Abstract
Background
Abnormal variations in the expression level of some commonly expressed T-cell antigens are a feature of many T-cell malignancies.
Methods
We sought to assess the frequency of such abnormal antigen expression by flow cytometry in peripheral blood (PB) samples from patients with mycosis fungoides (MF) and Sézary syndrome (SS). We correlated presence of morphologically identifiable tumor cells on PB smear with the frequency of abnormalities in the level of expression of CD3, CD4, CD7, CD8 and CD26. We also examined the degree of stability of these abnormal findings in tumor cells over the course of disease. The flow cytometric findings in 100 PB samples from 44 patients, including 38 who had multiple sequential PB samples (2–8 samples each), were assessed.
Results
Abnormalities were seen in the expression level of one or more T-cell markers in 41 cases (93%) including CD3 in 34% of patients, CD4 in 54%, CD26 in 86% and CD 45 in 40% (10 cases tested). In all but 2 cases, the abnormal T-cell immunophenotype remained similar over the course of treatment and correlated with the relative numbers of tumor cells counted on PB smear.
Conclusions
Using a standard T-cell panel, stable phenotypically aberrant T-cell populations representing the tumor are detected in the vast majority of involved PB samples in MF/SS and can be used to monitor response to therapy.
Keywords: Mycosis fungoides, flow cytometry, T-cell lymphoma, tumor markers
Introduction
Enumeration of peripheral blood (PB) leukemic cells in mycosis fungoides (MF)/Sézary syndrome (SS) can be difficult by morphological methods. This is due to difficulties in unequivocally distinguishing neoplastic cells from reactive lymphocytes on standard Wright-Giemsa-stained PB smears. Electron microscopic evaluation of blood samples is impractical for routine use. Therefore, most centers have relied on flow cytometric evaluation of such specimens.
Flow cytometric abnormalities in MF/SS that have been correlated with the presence of tumor cells include increased populations of CD4-positive and/or CD7-negative T-cells. [1-3] We have recently shown that increases in CD4-positive, CD26-negative T-cell populations are highly associated with the presence of tumor cells in MF/SS [4].

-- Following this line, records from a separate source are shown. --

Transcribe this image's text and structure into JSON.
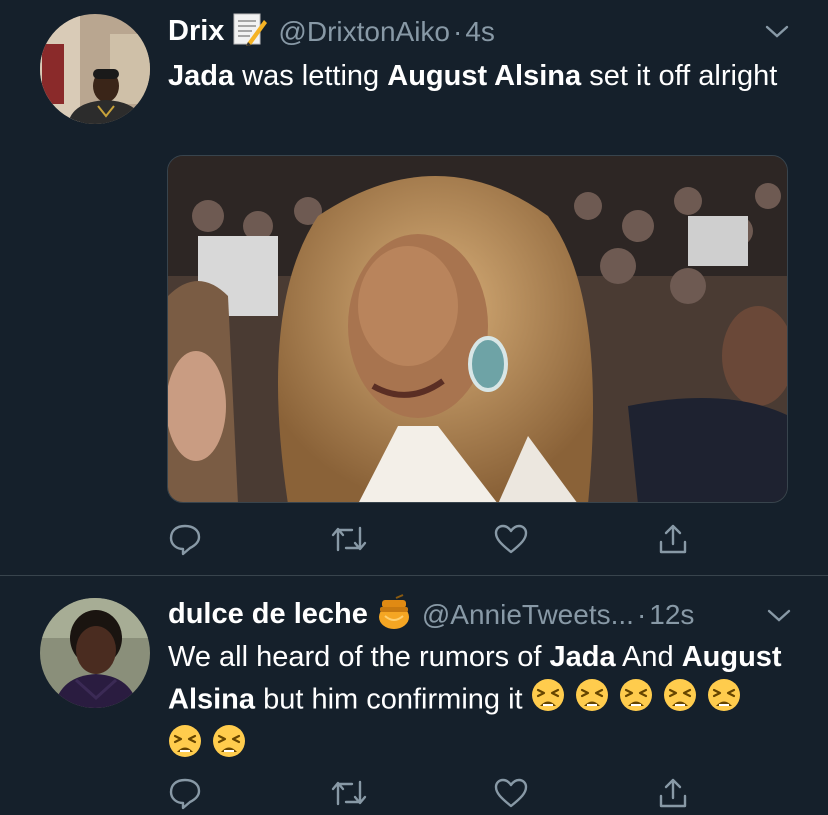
{
  "tweets": [
    {
      "name": "Drix",
      "badge_icon": "memo-emoji",
      "handle": "@DrixtonAiko",
      "sep": "·",
      "time": "4s",
      "text_parts": [
        {
          "t": "Jada",
          "bold": true
        },
        {
          "t": " was letting ",
          "bold": false
        },
        {
          "t": "August Alsina",
          "bold": true
        },
        {
          "t": " set it off alright",
          "bold": false
        }
      ],
      "media": "gif-image-woman-at-awards-crowd"
    },
    {
      "name": "dulce de leche",
      "badge_icon": "honey-pot-emoji",
      "handle": "@AnnieTweets...",
      "sep": "·",
      "time": "12s",
      "text_parts": [
        {
          "t": "We all heard of the rumors of ",
          "bold": false
        },
        {
          "t": "Jada",
          "bold": true
        },
        {
          "t": " And ",
          "bold": false
        },
        {
          "t": "August Alsina",
          "bold": true
        },
        {
          "t": " but him confirming it ",
          "bold": false
        }
      ],
      "emoji_count": 7,
      "emoji_name": "tired-face-emoji"
    }
  ],
  "actions": [
    "reply-icon",
    "retweet-icon",
    "like-icon",
    "share-icon"
  ],
  "colors": {
    "background": "#15202b",
    "secondary_text": "#8899a6",
    "divider": "#38444d",
    "primary_text": "#ffffff"
  }
}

Another approach to flow cytometric detection of tumor cells has been the identification of phenotypically aberrant populations that express different amounts of cell surface proteins than normal T-cell populations. Such stable abnormal expression levels of pan-T cell markers is a common feature of T cell tumors [5]. We sought to identify the frequency of such abnormalities in MF/SS in PB and to determine whether these immunophenotypic aberrancies are stable over the course of treatment. We report that alterations in expression of multiple T cell markers as detected by flow cytometry are an easily identifiable and stable feature of nearly all cases of MF/SS. Such immunophenotypic aberrancies can be used to quantify tumor cells from a patient over the course of the disease.
Methods
Patient samples
We screened all PB smears from patients referred to our hospital between January 1999 and June 2002 who had a diagnosis of cutaneous atypical lymphoid infiltrate, MF, or SS and a had a full PB flow cytometry panel. Cases were considered morphologically positive if they contained at least 1% tumor cells by manual differential. We also included subsequent involved PB samples from these patients. Most of the PB smears were reviewed by a single hematopathologist (DJ) to ensure relatively uniform criteria in counting of tumor cells. Sézary tumor cells were defined as either those with markedly convoluted nuclear contours or those that were enlarged and had prominent nucleoli. Diagnoses were based on criteria outlined in the updated World Health Organization classification [6]. Patients were diagnosed to have MF if PB involvement occurred subsequent to patch/plaque cutaneous T-cell lymphoma or SS if the presenting features included an erythrodermic rash with >500/μL PB tumor cells.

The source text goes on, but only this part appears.